Alberta’s editorial experience led her, with her father’s financial backing, to invest in a small hand- operated printing press, which she installed in the attic of Beamsley House. This press now stands in the entrance to the Brotherton Library at the University of Leeds. She later invested in a foot-operated Platen Number 2 Postcard Press to speed the production process.
It is not known yet how she learned the craft of printing, but she was on good terms throughout her life with Sydney Matthewman, a fellow poet and owner of ‘The Swan Press’, in Leeds - a small private press that produced literary books. It was ‘The Swan Press’ that had produced The Forsaken Princess and Alberta would have been consulted by Matthewman about its illustrations, lay-out, typography etc. It is likely, therefore, that Mathewman helped her in the early stages of her new venture.
By 1927, Alberta had decided she wanted to produce her own literary magazine, so with the help of poems donated by her friends, Alberta produced the first copy of The Jongleur.
From 1927 for nearly thirty years, Alberta produced quarterly copies of The Jongleur, plus limited run work for other poets, including Wilfred Gibson and another poet in the Dymock Group, Lascelles Abercrombie. Each page took an hour of work to set the manual type in the press. This was followed by the printing of the pages, which then had to be bound together, then distributed to her subscribers. Alberta did most of this work herself, although her sister Marian (May) helped her with the page collation, binding, and the administration of subscriptions.
Alberta was drawn to printing because of her love of literature. However, she was also conscious of a long and independent craft tradition in printing and particularly William Morris’s ideas of gaining personal fulfilment through finely designed and crafted printed work (see her poem ‘Master Printer’).
In 1937 she wrote in a Jongleur editorial:
“‘The Jongleur’ is now ten years old, and with this forty-first number begins its second decade. The magazine was started in 1927 with some idea of encouraging a Romantic movement in modern poetry, but it lost this aim in a world whose sole notion of Romance seemed to be to tack an ‘e on to ‘lady’…
Throughout these ten years the quarterly numbers have been produced in my private workshop, and the setting and machining have been almost entirely the work of my own hands. During this time about 1200 ‘Jongleur’ poems have been set and printed apart from book work – surely a unique labour and a record in patience! For the first three years the magazine was ‘run’ (at a snail’s pace) on a small Albion hand-press, very much as books were printed a century or more ago.
The installation of a modern 7 by 11 ‘Peerless’ platen, foot-run, made a great saving of time and labour. How, ignorant but determined, I went to buy this at a well-known local works which supplies the world with leviathan presses – it was like going to Mssrs Rolls Royce to buy a scooter – and how I met with help and courtesy there instead of being shown out disdainfully, would make an amusing and pleasant story. The magazine is printed folio and set in ‘Veronese’ Monotype.

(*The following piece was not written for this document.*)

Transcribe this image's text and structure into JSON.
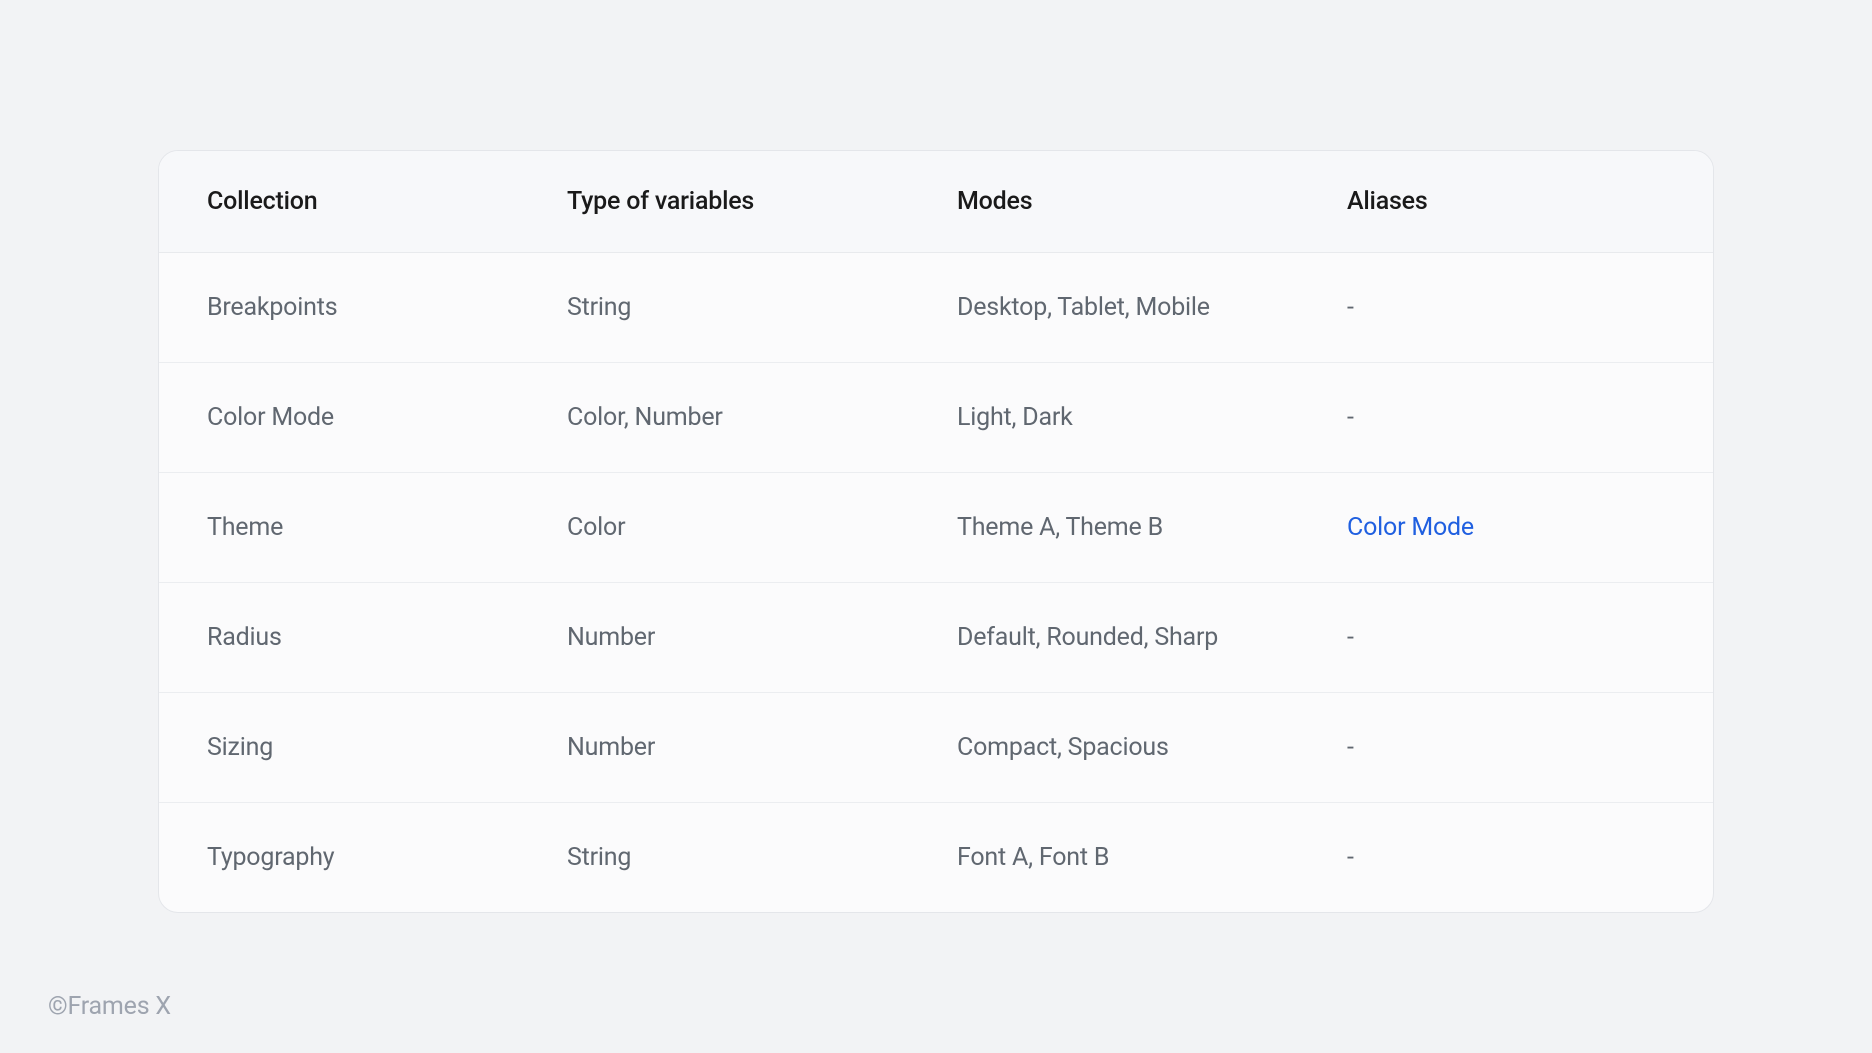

I wish that contributors could see this attic workshop with its two small machines, its litter of impedimenta, and its sky-high window over-looking a typical Yorkshire hillside – fields, mill chimneys, and over tree-tops to the left, the moor line.”
The copies of the Jongleur produced in the 1920s and 30s displayed a high printing quality and the peak days for Alberta were undoubtedly during the 1930s, when the magazine attracted poems from all over Britain. Contributors included Wilfred Gibson, Dorothy Una Ratcliffe, Wilfred Rowland Childe, A.W. Housman and May O’Rourke.
Dorothy Una Ratcliffe, in particular, was a faithful subscriber and contributor to the magazine, contributing a poem to every edition of The Jongleur over its 30 year life. She also dedicated one of her own poems to Alberta, T’Dancin’ Star, in her collection of poems: Under T’ Hawthorn, published in 1947.
However, her commitment to Jongleur led to her producing her subsequent books of poetry herself, and as a result, although they were well-received in Yorkshire, they did not get the national attention they deserved.
Her light as a poet on the national scene gradually dimmed. The general taste in poetry changed too, away from Romantic to genres more in tune with the bleaker times of the 1930s.
‘The Jongleur’ published by Alberta between 1927-1956
The Albion hand-press used by Alberta Vickridge in the early years of her printing business (now in the Brotherton Library, University of Leeds)
Beamsley House (circa 1870). It was demolished in the mid 1960s. Alberta’s printing room was in the attic.
Beamsley House was demolished in the 1970s and replaced with a block of flats (also now called Beamsley House), but it was a originally a detached property of some size and status, built mid 19th Century, and typical of the large houses on the edge of the city designed for a flourishing, growing and prosperous middle class community in the city.
It stood in its own acre of grounds between the junctions of Shipley Fields Road and Beamsley Road, Frizinghall. The house had large rooms downstairs, including a side conservatory, nursery, kitchen, scullery & cellars. It had four bedrooms on the first floor, plus two on an attic floor. There was a tennis court and a coach house.